The next raid was in the southern province of Kandahar on 13 August, when the security forces arrested three journalists. Two were arrested first: Ataullah Omar, who reports for the international news outlet ToloNews, and Wahidrahman Afghanmal, an independant local reporter. When Shamsullah Omari, a journalist with another local media, pleaded with the local authorities for his colleagues’ release, he was also arrested. Afghanmal was released the next day.

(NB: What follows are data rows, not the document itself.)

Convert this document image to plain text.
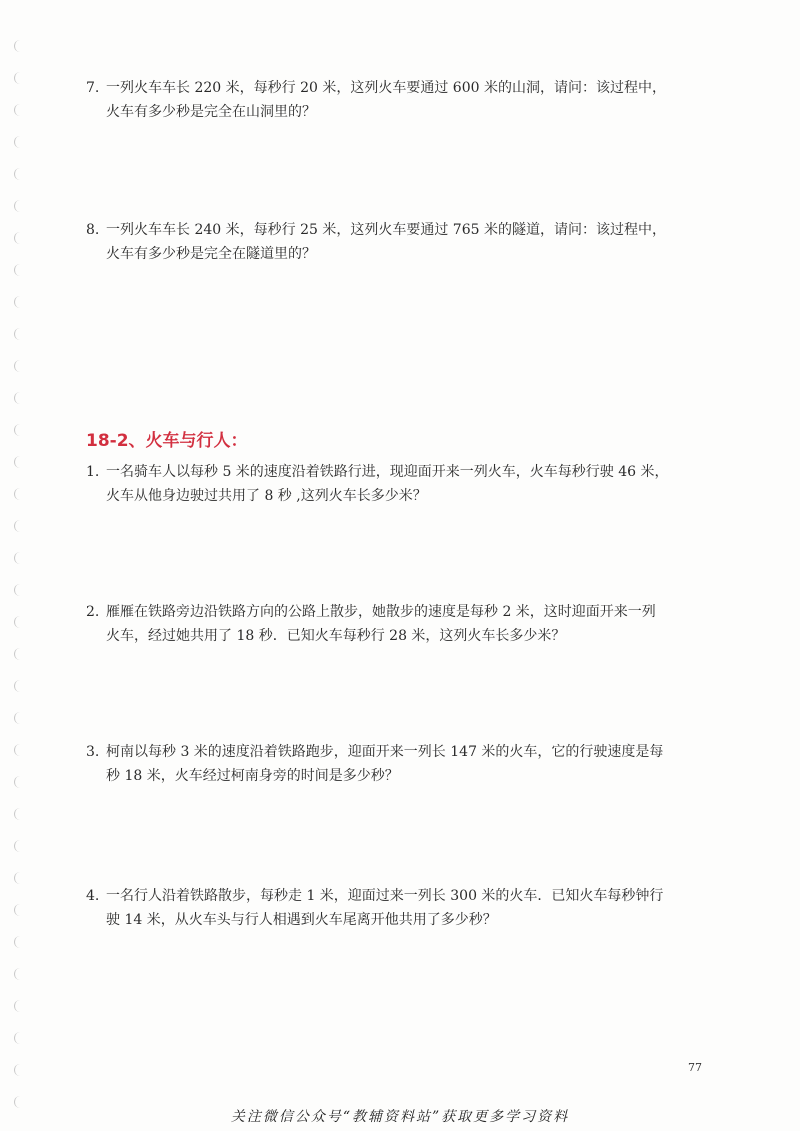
7. 一列火车车长 220 米，每秒行 20 米，这列火车要通过 600 米的山洞，请问：该过程中，
火车有多少秒是完全在山洞里的？
8. 一列火车车长 240 米，每秒行 25 米，这列火车要通过 765 米的隧道，请问：该过程中，
火车有多少秒是完全在隧道里的？
18-2、火车与行人：
1. 一名骑车人以每秒 5 米的速度沿着铁路行进，现迎面开来一列火车，火车每秒行驶 46 米，
火车从他身边驶过共用了 8 秒 ,这列火车长多少米？
2. 雁雁在铁路旁边沿铁路方向的公路上散步，她散步的速度是每秒 2 米，这时迎面开来一列
火车，经过她共用了 18 秒．已知火车每秒行 28 米，这列火车长多少米？
3. 柯南以每秒 3 米的速度沿着铁路跑步，迎面开来一列长 147 米的火车，它的行驶速度是每
秒 18 米，火车经过柯南身旁的时间是多少秒？
4. 一名行人沿着铁路散步，每秒走 1 米，迎面过来一列长 300 米的火车．已知火车每秒钟行
驶 14 米，从火车头与行人相遇到火车尾离开他共用了多少秒？
77
关注微信公众号“教辅资料站”获取更多学习资料
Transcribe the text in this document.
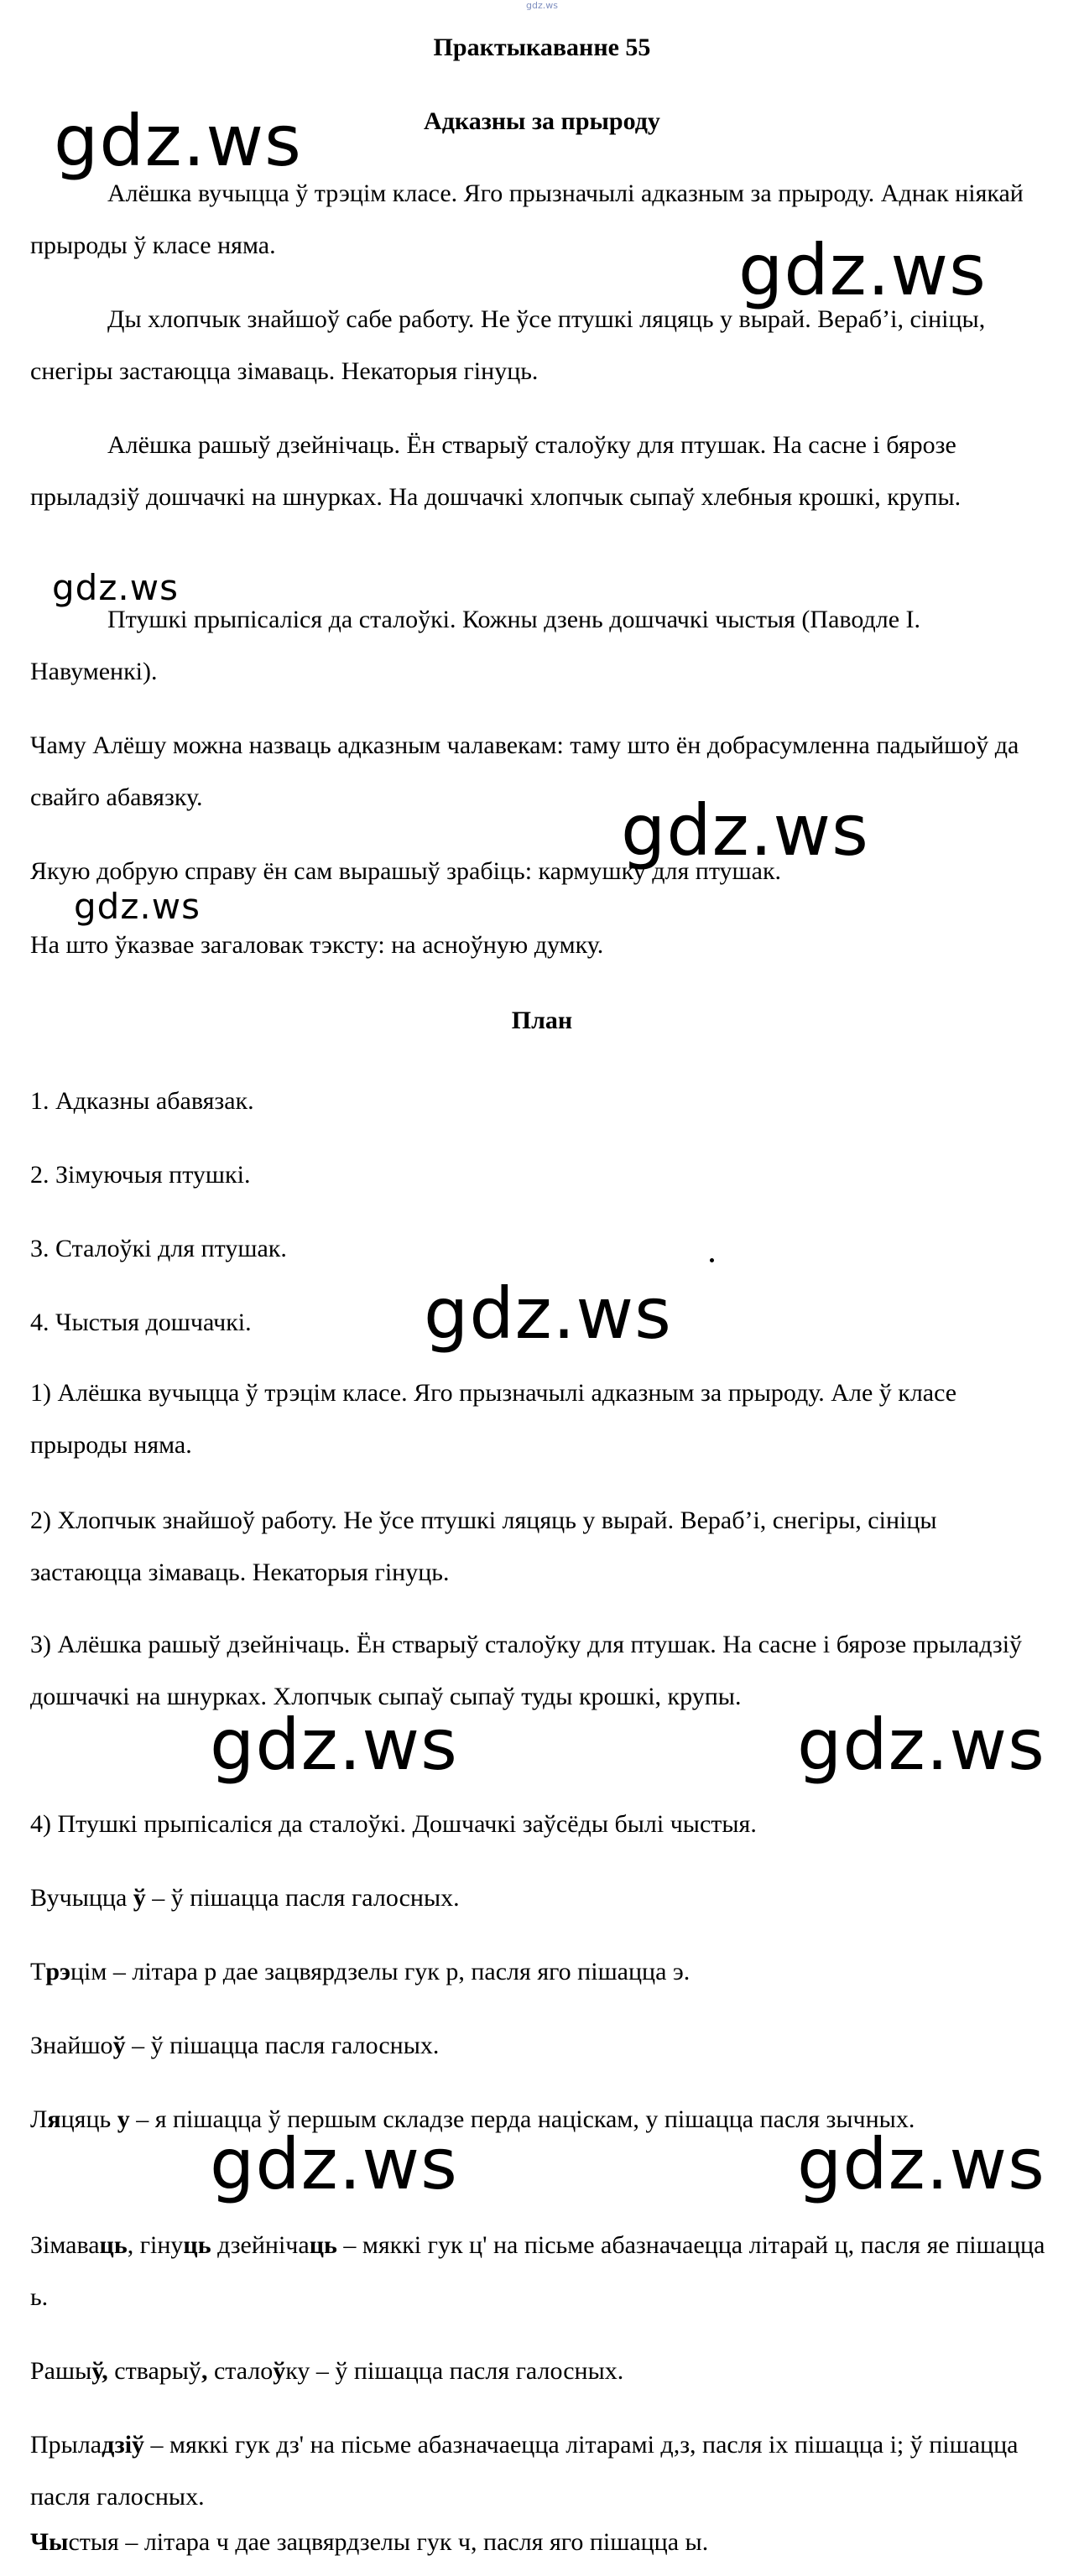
gdz.ws
Практыкаванне 55
Адказны за прыроду

Алёшка вучыцца ў трэцім класе. Яго прызначылі адказным за прыроду. Аднак ніякай прыроды ў класе няма.

Ды хлопчык знайшоў сабе работу. Не ўсе птушкі ляцяць у вырай. Вераб’і, сініцы, снегіры застаюцца зімаваць. Некаторыя гінуць.

Алёшка рашыў дзейнічаць. Ён стварыў сталоўку для птушак. На сасне і бярозе прыладзіў дошчачкі на шнурках. На дошчачкі хлопчык сыпаў хлебныя крошкі, крупы.

Птушкі прыпісаліся да сталоўкі. Кожны дзень дошчачкі чыстыя (Паводле І. Навуменкі).

Чаму Алёшу можна назваць адказным чалавекам: таму што ён добрасумленна падыйшоў да свайго абавязку.

Якую добрую справу ён сам вырашыў зрабіць: кармушку для птушак.

На што ўказвае загаловак тэксту: на асноўную думку.

План

1. Адказны абавязак.

2. Зімуючыя птушкі.

3. Сталоўкі для птушак.

4. Чыстыя дошчачкі.

1) Алёшка вучыцца ў трэцім класе. Яго прызначылі адказным за прыроду. Але ў класе прыроды няма.

2) Хлопчык знайшоў работу. Не ўсе птушкі ляцяць у вырай. Вераб’і, снегіры, сініцы застаюцца зімаваць. Некаторыя гінуць.

3) Алёшка рашыў дзейнічаць. Ён стварыў сталоўку для птушак. На сасне і бярозе прыладзіў дошчачкі на шнурках. Хлопчык сыпаў сыпаў туды крошкі, крупы.

4) Птушкі прыпісаліся да сталоўкі. Дошчачкі заўсёды былі чыстыя.

Вучыцца ў – ў пішацца пасля галосных.

Трэцім – літара р дае зацвярдзелы гук р, пасля яго пішацца э.

Знайшоў – ў пішацца пасля галосных.

Ляцяць у – я пішацца ў першым складзе перда націскам, у пішацца пасля зычных.

Зімаваць, гінуць дзейнічаць – мяккі гук ц' на пісьме абазначаецца літарай ц, пасля яе пішацца ь.

Рашыў, стварыў, сталоўку – ў пішацца пасля галосных.

Прыладзіў – мяккі гук дз' на пісьме абазначаецца літарамі д,з, пасля іх пішацца і; ў пішацца пасля галосных.

Чыстыя – літара ч дае зацвярдзелы гук ч, пасля яго пішацца ы.

gdz.ws
gdz.ws
gdz.ws
gdz.ws
gdz.ws
gdz.ws
gdz.ws	gdz.ws
gdz.ws	gdz.ws
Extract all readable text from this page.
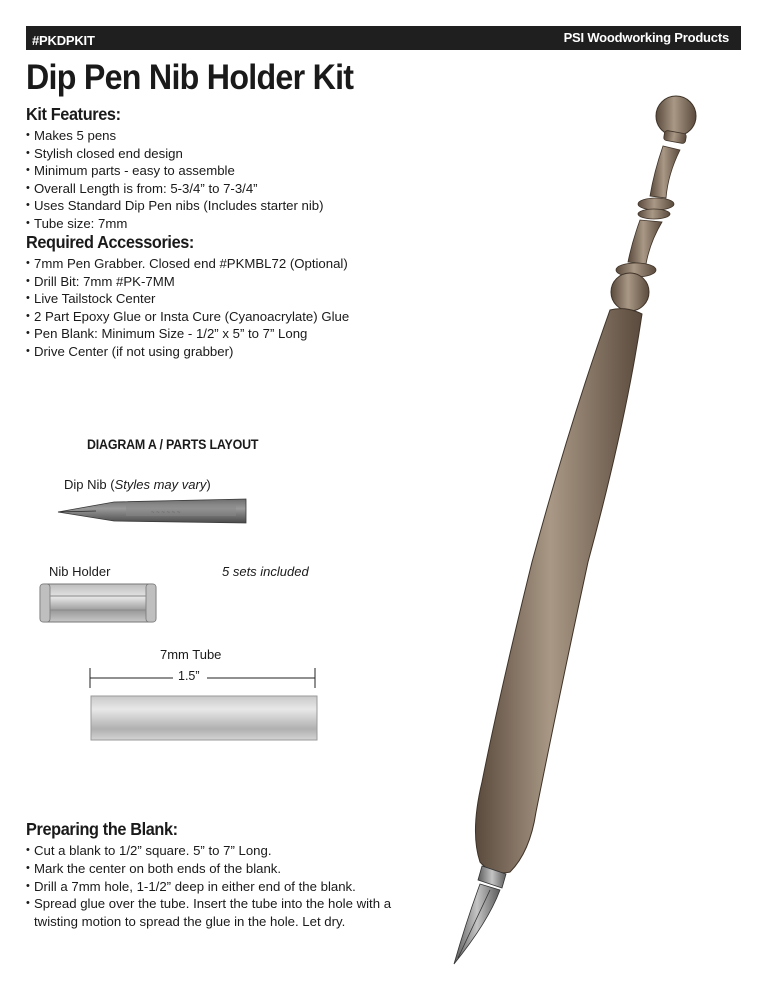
#PKDPKIT	PSI Woodworking Products
Dip Pen Nib Holder Kit
Kit Features:
• Makes 5 pens
• Stylish closed end design
• Minimum parts - easy to assemble
• Overall Length is from: 5-3/4” to 7-3/4”
• Uses Standard Dip Pen nibs (Includes starter nib)
• Tube size: 7mm
Required Accessories:
• 7mm Pen Grabber. Closed end #PKMBL72 (Optional)
• Drill Bit: 7mm #PK-7MM
• Live Tailstock Center
• 2 Part Epoxy Glue or Insta Cure (Cyanoacrylate) Glue
• Pen Blank: Minimum Size - 1/2” x 5” to 7” Long
• Drive Center (if not using grabber)
DIAGRAM A / PARTS LAYOUT
Dip Nib (Styles may vary)
~ ~ ~ ~ ~ ~
Nib Holder	5 sets included
7mm Tube
1.5”
Preparing the Blank:
• Cut a blank to 1/2” square. 5” to 7” Long.
• Mark the center on both ends of the blank.
• Drill a 7mm hole, 1-1/2” deep in either end of the blank.
• Spread glue over the tube. Insert the tube into the hole with a twisting motion to spread the glue in the hole. Let dry.
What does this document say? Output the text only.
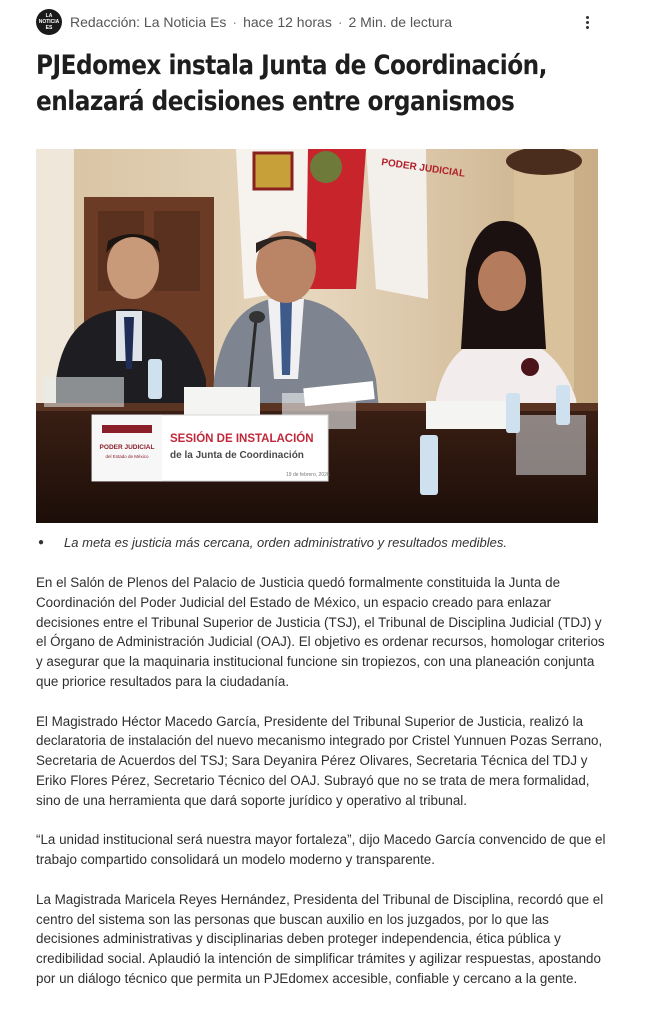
LA NOTICIA ES	Redacción: La Noticia Es · hace 12 horas · 2 Min. de lectura
PJEdomex instala Junta de Coordinación, enlazará decisiones entre organismos
PODER JUDICIAL
PODER JUDICIAL
del Estado de México
SESIÓN DE INSTALACIÓN
de la Junta de Coordinación
19 de febrero, 2026
● La meta es justicia más cercana, orden administrativo y resultados medibles.

En el Salón de Plenos del Palacio de Justicia quedó formalmente constituida la Junta de Coordinación del Poder Judicial del Estado de México, un espacio creado para enlazar decisiones entre el Tribunal Superior de Justicia (TSJ), el Tribunal de Disciplina Judicial (TDJ) y el Órgano de Administración Judicial (OAJ). El objetivo es ordenar recursos, homologar criterios y asegurar que la maquinaria institucional funcione sin tropiezos, con una planeación conjunta que priorice resultados para la ciudadanía.

El Magistrado Héctor Macedo García, Presidente del Tribunal Superior de Justicia, realizó la declaratoria de instalación del nuevo mecanismo integrado por Cristel Yunnuen Pozas Serrano, Secretaria de Acuerdos del TSJ; Sara Deyanira Pérez Olivares, Secretaria Técnica del TDJ y Eriko Flores Pérez, Secretario Técnico del OAJ. Subrayó que no se trata de mera formalidad, sino de una herramienta que dará soporte jurídico y operativo al tribunal.

“La unidad institucional será nuestra mayor fortaleza”, dijo Macedo García convencido de que el trabajo compartido consolidará un modelo moderno y transparente.

La Magistrada Maricela Reyes Hernández, Presidenta del Tribunal de Disciplina, recordó que el centro del sistema son las personas que buscan auxilio en los juzgados, por lo que las decisiones administrativas y disciplinarias deben proteger independencia, ética pública y credibilidad social. Aplaudió la intención de simplificar trámites y agilizar respuestas, apostando por un diálogo técnico que permita un PJEdomex accesible, confiable y cercano a la gente.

Local journalist Parwiz Sargand, a representative of the Afghan National Journalists Union (ANJU), was meanwhile also arrested on 13 August in Asadabad, the capital of the mountainous northeastern province of Kunar. His detention brought the total number of journalists now held in Afghanistan to 12. They include Mortaza Behboudi, a journalist with French and Afghan dual nationality who has been held since 7 January.
Promise not kept
The most disturbing aspect of these raids on independent media outlets is that, in at least five cases, they were carried out with the support of the General Directorate of Intelligence, (GDI) without reference to the Media Complaints and Rights Violations Commission (MCRVC). Reestablished in 2022 after a year-long suspension, the MCRVC is supposed to prevent other departments meddling in media affairs and to ensure that a “neutral” group investigates each reported violation, according to the spokesman of the Taliban regime and former deputy information minister Zabihullah Mujahid.
After several months, it is clear that the information ministry has not adhered to any of the safeguards. Moreover, media outlets are being systematically persecuted in the name of the Sharia in complete violation of Afghanistan’s mass media law. The overwhelming majority of journalists are calling on the authorities to recognise this law, but the future of independent journalism in Afghanistan looks bleak.
Despite the draconian demands being made by an increasingly aggressive Islamist regime, “free” media are still trying to survive, as several journalists recently told RSF.